Following the April 24 call, KCHD requested that MDHHS provide data for the WIC clinics located outside of the city of Grand Rapids since they may serve a significant Grand Rapids client base. The Healthy Homes Coalition requested that MDHHS also investigate other testing sited that test 500 or more children each year. That data has not yet been provided.
Because of the large increase in third quarter tests for 2015, it remains worthwhile to see if weather/climate data might be unique for the period of July – September 2015. A dry and hot weather pattern would increase the potential for exposure to exterior lead hazards (soil) and hazards related to windows, two of the more frequent historical sources of exposure for children in Grand Rapids.

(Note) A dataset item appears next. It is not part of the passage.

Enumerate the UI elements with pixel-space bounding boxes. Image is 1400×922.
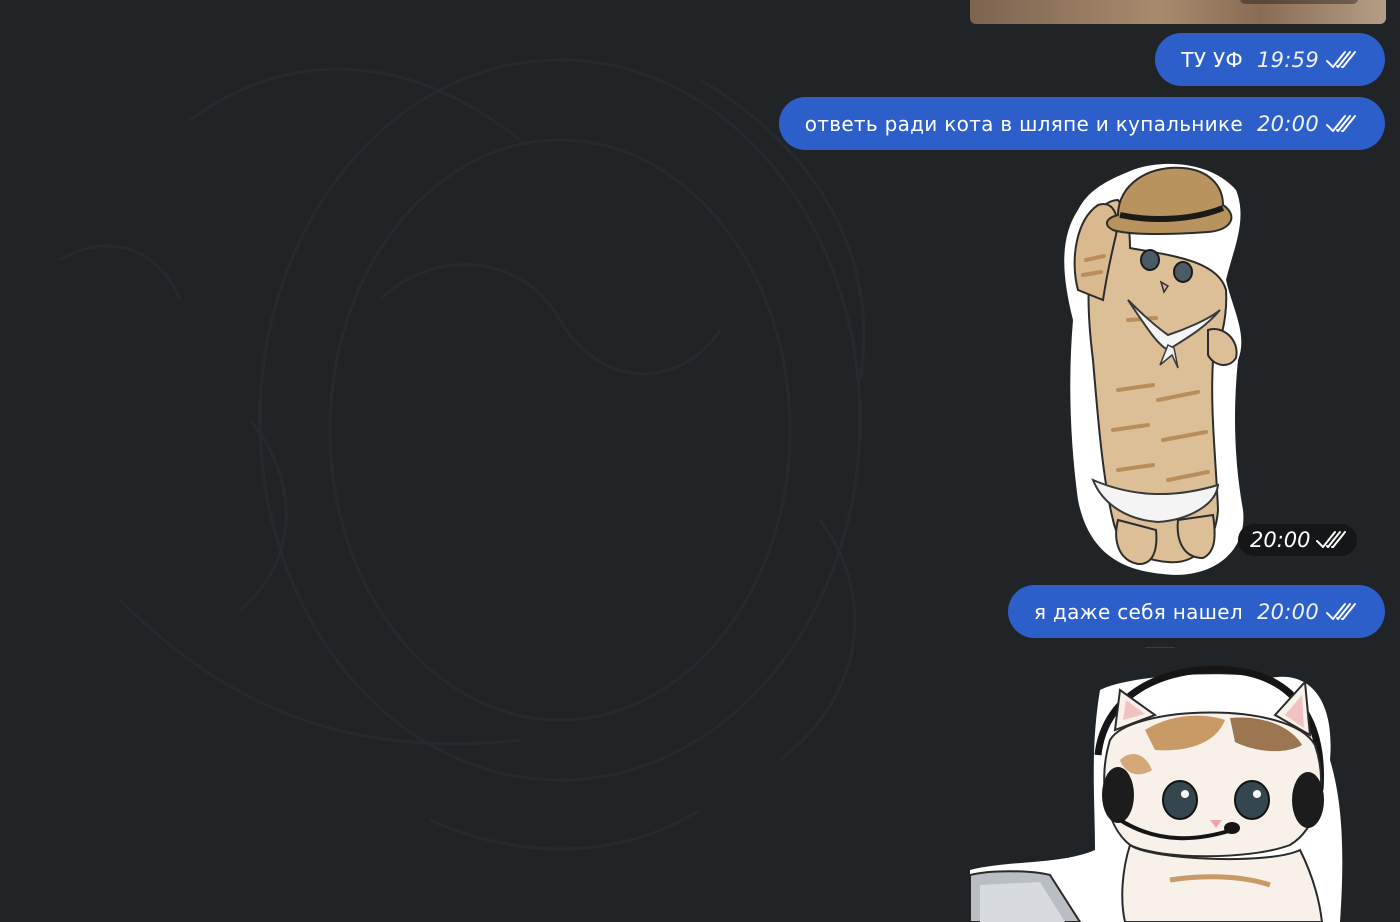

The Healthy Homes Coalition also raised two additional areas for future consideration. First, the increasingly tight rental market may be resulting in more substandard units being occupied by families with children. A methodology for exploring this possibility needs to be developed. Second, while the stability of the Grand Rapids water system does not lend itself to water as a possible source, there is a lack of data to rule out water. The last time water surveillance was conducted in Grand Rapids was in 2013 when 50 homes served by Grand Rapids water provided samples. This is a small sample size and is three year old data. More robust data would allow for conclusive information about the potential role of Grand Rapids water in lead poisoning trends.
Lastly, the Healthy Homes Coalition suggested that KCHD engage in a qualitative assessment of a small sample of children exposed in 2015 to see if their stories suggest any common themes. The KCHD staff nurse responsible for case management for lead exposed children will be consulted and case review will be considered.